Metrolink engineer Ken Clanahan had the misfortune of being at the controls in two fatal Metrolink accidents.
On Nov. 25, Clanahan's train, traveling 77 m.p.h., hit a dump truck at an unmarked crossing in Pacoima. The driver, Jaime Farias, 37, was pronounced dead at the scene.
In the second accident, Apolinar Arellano, 32, of Sun Valley, was struck Feb. 3 as he sat on the tracks near San Fernando Road in Sun Valley. Clanahan reported seeing five men on the tracks, apparently drinking alcohol. When he blew the train whistle, four stepped off the tracks but Arellano remained.
Clanahan declined to be interviewed, but at the Metrolink maintenance yard the day after his latest accident, he somberly described the incident to fellow engineers and Metrolink conductors, recounting that the body was thrown so far from the tracks that it was some time before it was found under a pickup truck 250 feet away.

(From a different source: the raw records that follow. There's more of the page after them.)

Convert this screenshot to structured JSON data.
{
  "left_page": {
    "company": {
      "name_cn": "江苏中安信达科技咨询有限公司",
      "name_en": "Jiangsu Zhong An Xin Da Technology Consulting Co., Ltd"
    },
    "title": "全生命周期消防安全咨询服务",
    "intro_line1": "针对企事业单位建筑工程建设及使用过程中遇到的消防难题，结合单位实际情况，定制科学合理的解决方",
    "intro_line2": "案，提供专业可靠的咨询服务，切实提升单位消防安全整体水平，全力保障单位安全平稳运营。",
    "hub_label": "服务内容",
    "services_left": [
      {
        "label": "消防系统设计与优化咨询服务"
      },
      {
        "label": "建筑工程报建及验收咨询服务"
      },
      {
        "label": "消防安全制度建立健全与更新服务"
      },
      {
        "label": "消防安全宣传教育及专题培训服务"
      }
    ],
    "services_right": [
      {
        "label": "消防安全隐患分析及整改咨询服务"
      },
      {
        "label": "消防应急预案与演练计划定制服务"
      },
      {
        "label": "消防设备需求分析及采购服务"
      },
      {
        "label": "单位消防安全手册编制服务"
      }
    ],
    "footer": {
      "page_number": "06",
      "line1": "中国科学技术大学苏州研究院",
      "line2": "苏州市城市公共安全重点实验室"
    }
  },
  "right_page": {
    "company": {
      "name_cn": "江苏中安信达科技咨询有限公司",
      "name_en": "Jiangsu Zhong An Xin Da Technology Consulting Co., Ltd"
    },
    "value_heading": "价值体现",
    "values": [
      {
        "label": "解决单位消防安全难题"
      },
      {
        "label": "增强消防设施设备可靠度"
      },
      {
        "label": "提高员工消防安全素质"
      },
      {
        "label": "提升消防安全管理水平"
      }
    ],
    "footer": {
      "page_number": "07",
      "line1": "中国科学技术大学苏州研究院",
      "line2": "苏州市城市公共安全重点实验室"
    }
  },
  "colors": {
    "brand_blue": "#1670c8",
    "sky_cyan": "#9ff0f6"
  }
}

The other engineers nodded and offered a sympathetic ear. He thanked them quietly and walked off.
Stokes, an engineer for nine years, said most engineers feel more anger than sympathy for pedestrians and motorists who cross in front of a speeding train.

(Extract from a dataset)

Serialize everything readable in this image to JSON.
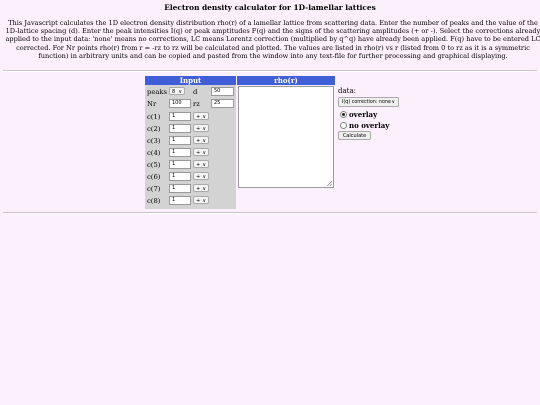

"The people who run the gates do not have the right to jeopardize my life and the life of my passengers," he said.
But the greatest difficulty, engineers say, is coping with the feeling of helplessness that comes at the time of the accident. They point out that an engineer can do little to avoid pulverizing a motorist or pedestrian who winds up on the tracks in front of a speeding train. A 6,000-ton train traveling 60 m.p.h takes up to 1 1/2 miles to come to a stop, they say.
"If someone wants to cross a track in front of a train and they misjudge the timing, there is nothing the engineer can do except watch the scene unfold," FitzGerald said.
James High, a psychiatrist who has worked with several Blue Line operators involved in traumatic accidents, said the aftereffects include sleeplessness, extreme agitation, withdrawal and flashbacks of the crash.
Physical afflictions may include stomach problems, headaches, sweaty palms, heart palpitations and sore muscles, he said.
Most often the operators will continue to relive the accident to try to figure out what they could have done differently, he said.
"One factor that makes something more damaging is the fact that it happens out of our control and in effect bursts the bubble of believing that we have control of our lives," he said.
O'Connell agreed: "Have you ever hit a dog while driving a car?" he asked. "That is the helpless feeling you get when you hit someone. Then you think about what you hit."